Jeff Cagaoan, assistant store manager of Don Quijote in Waipahu, didn't doubt it. Yesterday, the first day fireworks went on sale in Honolulu, he said so many customers were snatching up paperless firecrackers it was practically impossible to squeeze in to restock the shelves.
"What's hot is paperless crackers," Cagaoan said. "The initial reaction when they came in the door was a just a mob grabbing them by the cases. People were coming in and loading up two or three wagons at a time.
"Aside from the regular crackers that need the permits from the Satellite City Hall, paperless are the ones being bought out."
Lionel and Robin Agcaoili of Kailua pushed a single shopping cart loaded with, in addition to their 21-month-old daughter, Margaret, both traditional and paperless fireworks.
Armed with four permits, the couple managed to reach the checkout counter with about $200 worth of fireworks, which Lionel Agcaoili described as "small stuff compared to what some customers are getting."
Robin Agcaoili proved to have something of an encyclopedic knowledge when it came to paperless firecrackers.
"The reason why it's called paperless is because after it pops, there's no paper left over — there's no cleanup," she said. "It burns off everything — it's the type of paper they use. You don't have to sweep up anything, actually.
"See," she said, holding up a package of paperless firecrackers. Through the cellophane, she pointed to a mass of skinny crackers constructed of gossamer-thin tissue wrappers containing less powder than regular firecrackers — the reason, she said, paperless don't require permits.
"Paperless are cheaper but not as loud," Lionel Agcaoili added. "And there's mostly fire that you get, more than noise."
Honolulu Fire Department Capt. Kenison Tejada said all fireworks pose a danger — regular, paperless or "novelty," a term he described as misleading.
"Novelty — that's kind of a bad word for it in a way because people drop their guard when they hear that it's a 'novelty,'" Tejada said.
" 'Novelties' are the ones that shoot sparks out, streamers and so forth. It's all those big packs with the shooting fountains."
Ala Kam, salesman at Pacific Fireworks, half a block from Don Quijote, was doing brisk sales of some fireworks called Waikiki Lights — which, like paperless fireworks, don't require a permit to purchase.

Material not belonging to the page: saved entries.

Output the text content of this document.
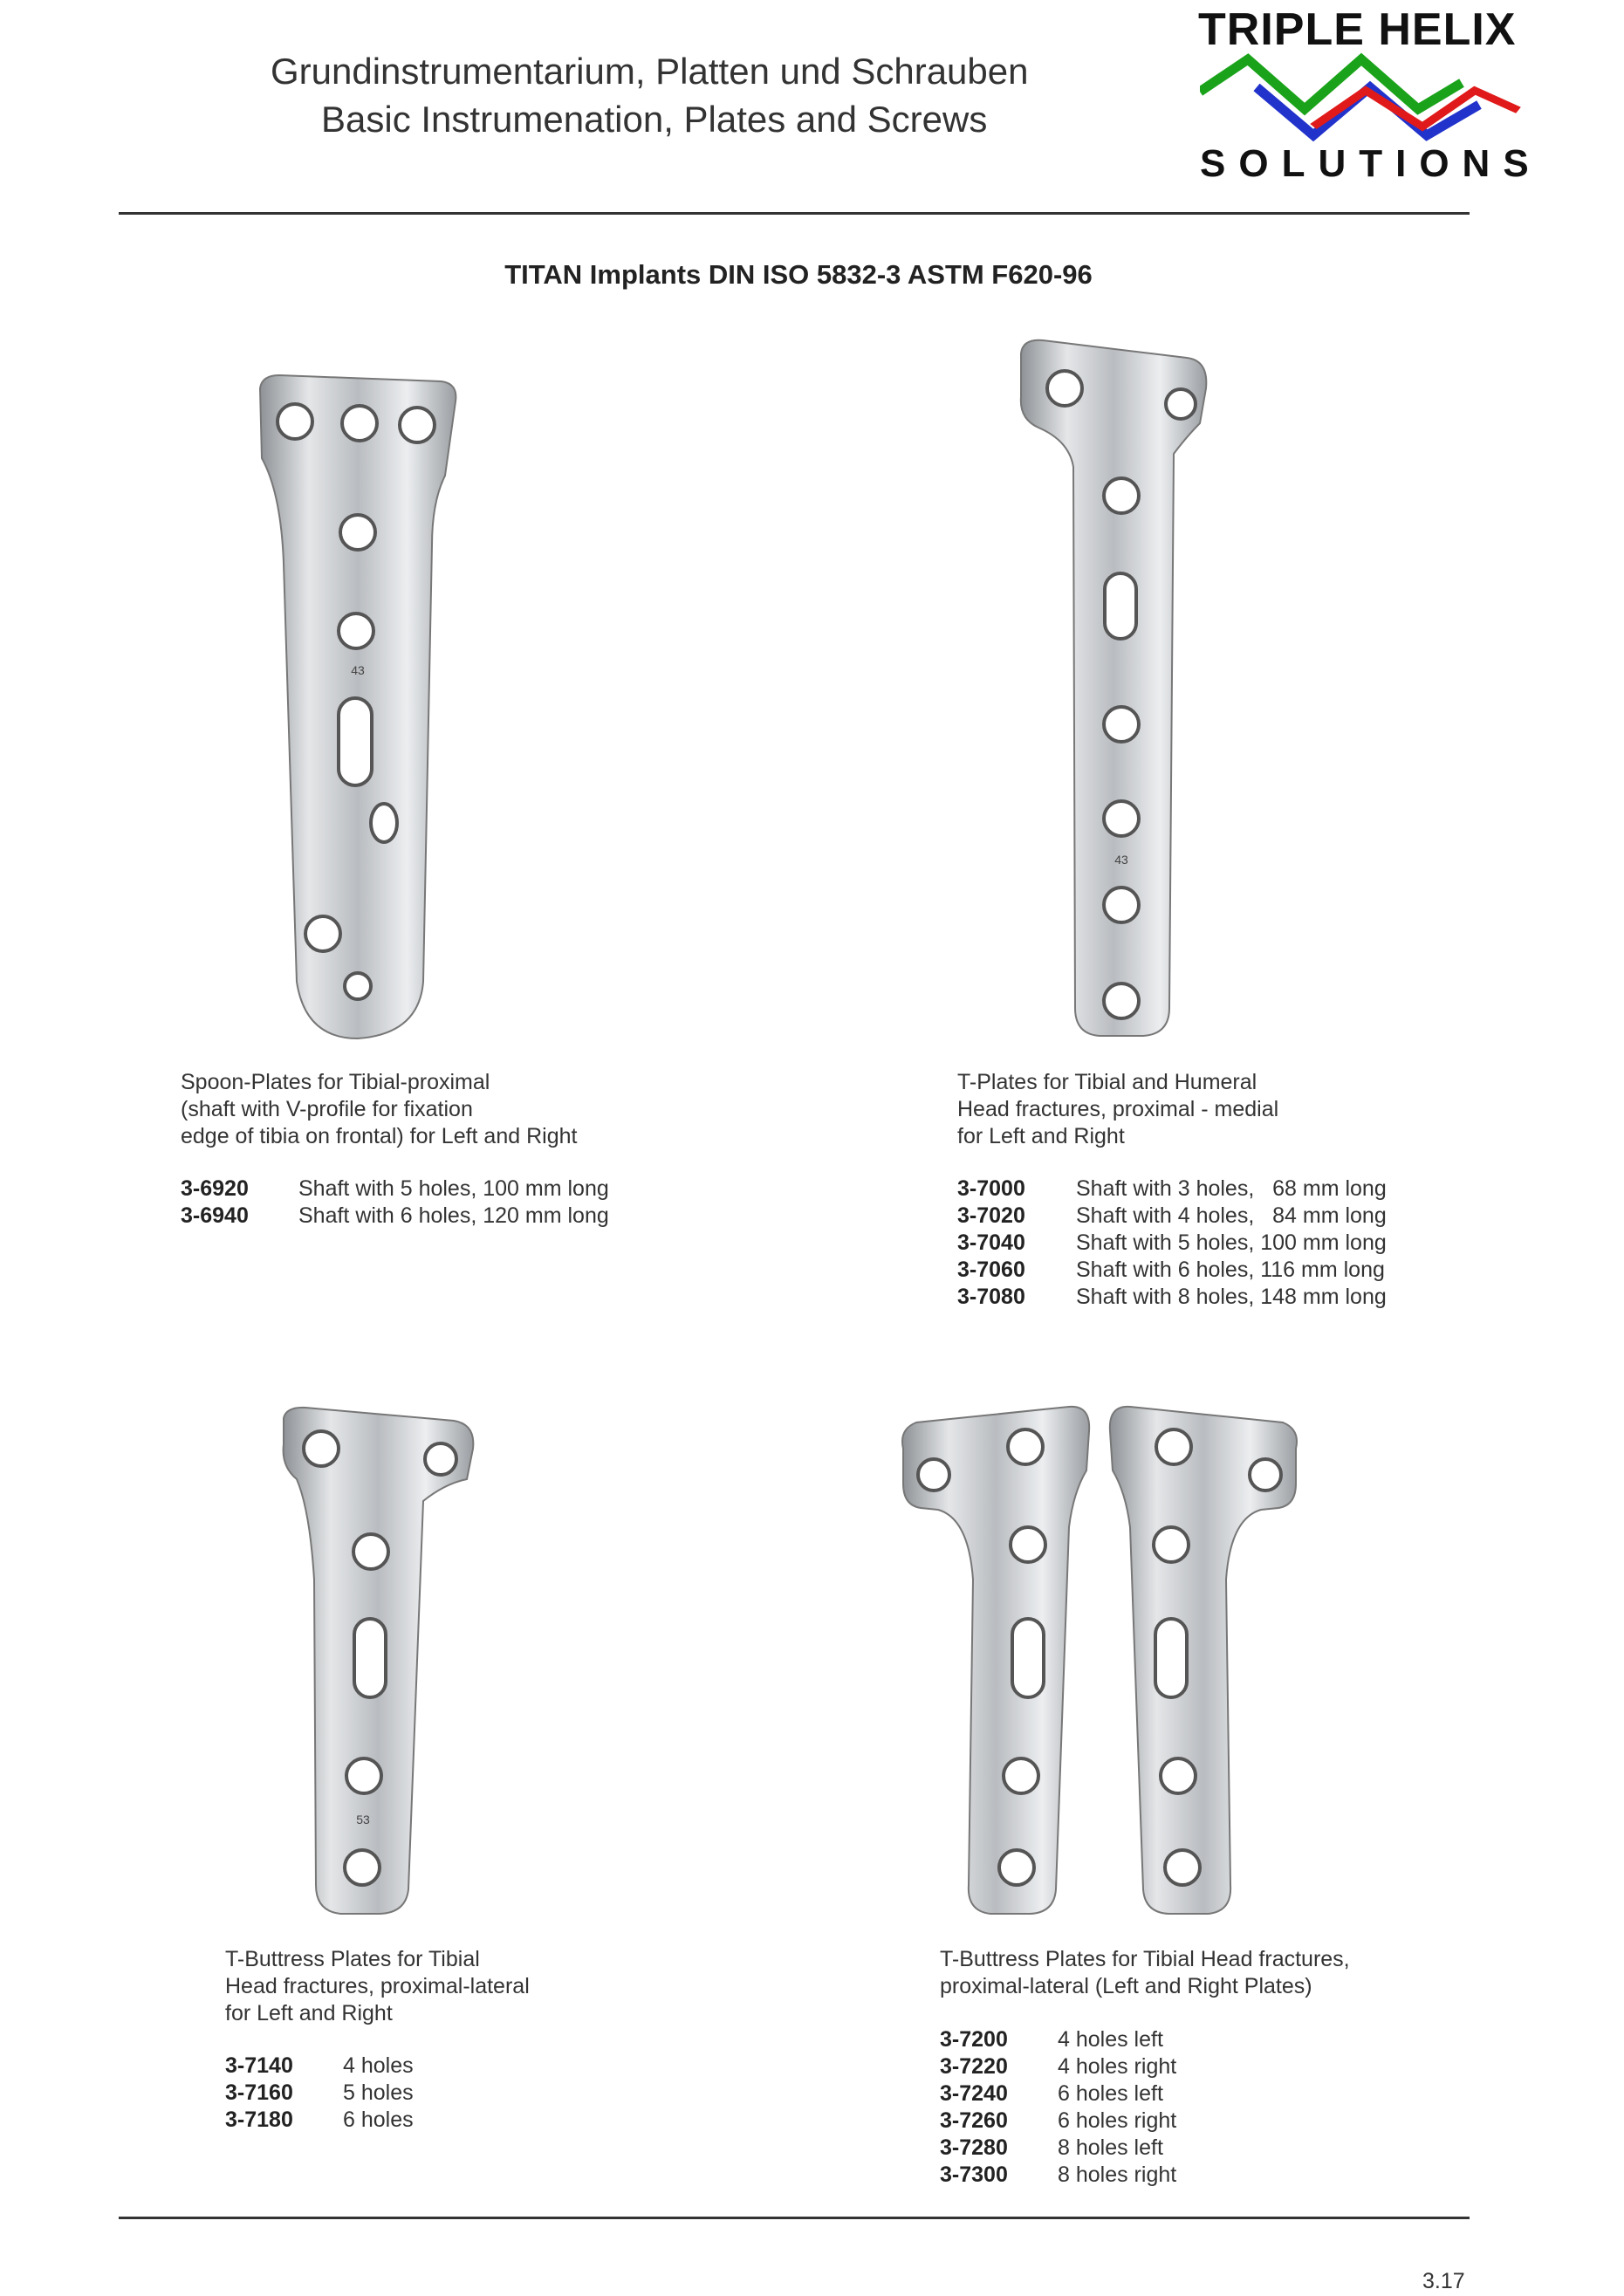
Grundinstrumentarium, Platten und Schrauben
Basic Instrumenation, Plates and Screws
TRIPLE HELIX
SOLUTIONS
TITAN Implants DIN ISO 5832-3 ASTM F620-96
43
43
53
Spoon-Plates for Tibial-proximal
(shaft with V-profile for fixation
edge of tibia on frontal) for Left and Right
3-6920 Shaft with 5 holes, 100 mm long
3-6940 Shaft with 6 holes, 120 mm long
T-Plates for Tibial and Humeral
Head fractures, proximal - medial
for Left and Right
3-7000 Shaft with 3 holes,   68 mm long
3-7020 Shaft with 4 holes,   84 mm long
3-7040 Shaft with 5 holes, 100 mm long
3-7060 Shaft with 6 holes, 116 mm long
3-7080 Shaft with 8 holes, 148 mm long
T-Buttress Plates for Tibial
Head fractures, proximal-lateral
for Left and Right
3-7140 4 holes
3-7160 5 holes
3-7180 6 holes
T-Buttress Plates for Tibial Head fractures,
proximal-lateral (Left and Right Plates)
3-7200 4 holes left
3-7220 4 holes right
3-7240 6 holes left
3-7260 6 holes right
3-7280 8 holes left
3-7300 8 holes right
3.17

"It's been our biggest seller," said Kam of the fountain packs that last six minutes or more, and sell for just under $30 a package. "It's lots of different colors and lots of crackling."
Tejada, who said that New Year's Eve traditionally has been the fire department's busiest night of the year, would like to see something decline besides the number of fireworks permits this year.
"We want to report no injuries and no casualties on New Year's Day," he said. "That hasn't happened before. Every year, someone gets hurt."